Some have suggested the TSA’s methods are part and parcel with the war on terror, and these are small sacrifices for civilians to make while our troops are overseas, fighting for freedom. That’s half-right — our troops are fighting to preserve a free country, not one where husbands and fathers stand helplessly aside while the government takes naked pictures of their wives and children.

Indeed, how might a soldier hunkered down in Iraq or Afghanistan feel, being told that at that very moment back home, a TSA officer was ogling his wife’s naked image, or thrusting his hands into his child’s crotch, ostensibly in the name of the freedom he signed up to defend?

Stop it. Just stop now. Call it whatever you like — a re-evaluation period, a budget cutback, a legal opinion. But turn off your naked scanners, wheel them out, and tell your officers to keep their hands in the sunlight. Learn the lesson from Stanford some 40 years ago and wrap this one up early.

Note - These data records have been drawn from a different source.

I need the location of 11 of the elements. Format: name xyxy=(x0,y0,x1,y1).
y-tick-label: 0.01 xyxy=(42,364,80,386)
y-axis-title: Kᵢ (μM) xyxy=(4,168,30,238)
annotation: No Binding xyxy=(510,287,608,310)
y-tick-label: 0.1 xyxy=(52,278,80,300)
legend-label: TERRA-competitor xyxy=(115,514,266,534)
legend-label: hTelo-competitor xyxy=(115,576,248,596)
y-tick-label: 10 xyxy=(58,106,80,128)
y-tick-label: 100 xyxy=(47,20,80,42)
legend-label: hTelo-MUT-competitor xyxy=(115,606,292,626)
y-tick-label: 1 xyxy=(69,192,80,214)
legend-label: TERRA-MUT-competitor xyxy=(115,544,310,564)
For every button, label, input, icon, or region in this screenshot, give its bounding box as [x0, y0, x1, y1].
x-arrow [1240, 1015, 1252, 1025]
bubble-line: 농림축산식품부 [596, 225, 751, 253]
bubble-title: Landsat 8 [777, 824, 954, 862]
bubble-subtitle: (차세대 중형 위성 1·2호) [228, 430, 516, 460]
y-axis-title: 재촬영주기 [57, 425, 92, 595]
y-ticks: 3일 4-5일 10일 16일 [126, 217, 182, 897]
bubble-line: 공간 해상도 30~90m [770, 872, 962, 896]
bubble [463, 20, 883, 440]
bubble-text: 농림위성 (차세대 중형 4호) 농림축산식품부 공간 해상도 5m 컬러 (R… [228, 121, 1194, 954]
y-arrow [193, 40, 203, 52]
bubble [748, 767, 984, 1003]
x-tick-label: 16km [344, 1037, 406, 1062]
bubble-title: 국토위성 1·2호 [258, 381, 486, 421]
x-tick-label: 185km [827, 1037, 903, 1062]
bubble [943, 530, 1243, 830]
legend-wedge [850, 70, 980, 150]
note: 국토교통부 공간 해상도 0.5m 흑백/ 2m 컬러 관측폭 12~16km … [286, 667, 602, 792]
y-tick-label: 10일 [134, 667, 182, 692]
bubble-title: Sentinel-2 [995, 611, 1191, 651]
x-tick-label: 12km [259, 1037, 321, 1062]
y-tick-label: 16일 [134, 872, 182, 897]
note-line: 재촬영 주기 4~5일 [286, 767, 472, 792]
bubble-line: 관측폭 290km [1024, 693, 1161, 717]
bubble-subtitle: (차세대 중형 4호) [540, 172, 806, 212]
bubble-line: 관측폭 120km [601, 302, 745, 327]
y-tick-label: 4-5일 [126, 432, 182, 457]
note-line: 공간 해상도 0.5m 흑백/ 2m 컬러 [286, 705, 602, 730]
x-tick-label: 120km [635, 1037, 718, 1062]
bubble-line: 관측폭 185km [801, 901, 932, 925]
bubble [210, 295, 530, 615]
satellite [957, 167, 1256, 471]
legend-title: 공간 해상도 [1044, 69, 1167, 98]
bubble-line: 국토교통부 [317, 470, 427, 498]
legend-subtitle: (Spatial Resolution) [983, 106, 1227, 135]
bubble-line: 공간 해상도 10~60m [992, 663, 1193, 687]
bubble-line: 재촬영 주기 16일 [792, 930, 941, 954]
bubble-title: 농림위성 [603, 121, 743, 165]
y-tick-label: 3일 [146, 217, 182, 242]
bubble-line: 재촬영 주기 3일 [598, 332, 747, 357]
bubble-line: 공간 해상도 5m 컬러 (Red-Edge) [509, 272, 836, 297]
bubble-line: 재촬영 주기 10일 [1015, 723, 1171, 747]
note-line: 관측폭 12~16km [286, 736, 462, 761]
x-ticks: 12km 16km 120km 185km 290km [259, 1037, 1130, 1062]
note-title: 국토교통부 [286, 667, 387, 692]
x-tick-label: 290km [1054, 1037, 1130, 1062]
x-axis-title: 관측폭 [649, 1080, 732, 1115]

Pistole and Napolitano do not appear to be listening. They imagine we will become inured to scans and gropes, and some day look back, in Virgil’s supposition, to laugh at how prudish we once were. That, I believe, is a miscalculation.

America eventually does the right thing. The scanners will disappear from our airports and the blue gloves will retreat from our inseams. I believe that because I believe in the people of this country. Stick with it, keep at it, and let’s end this together.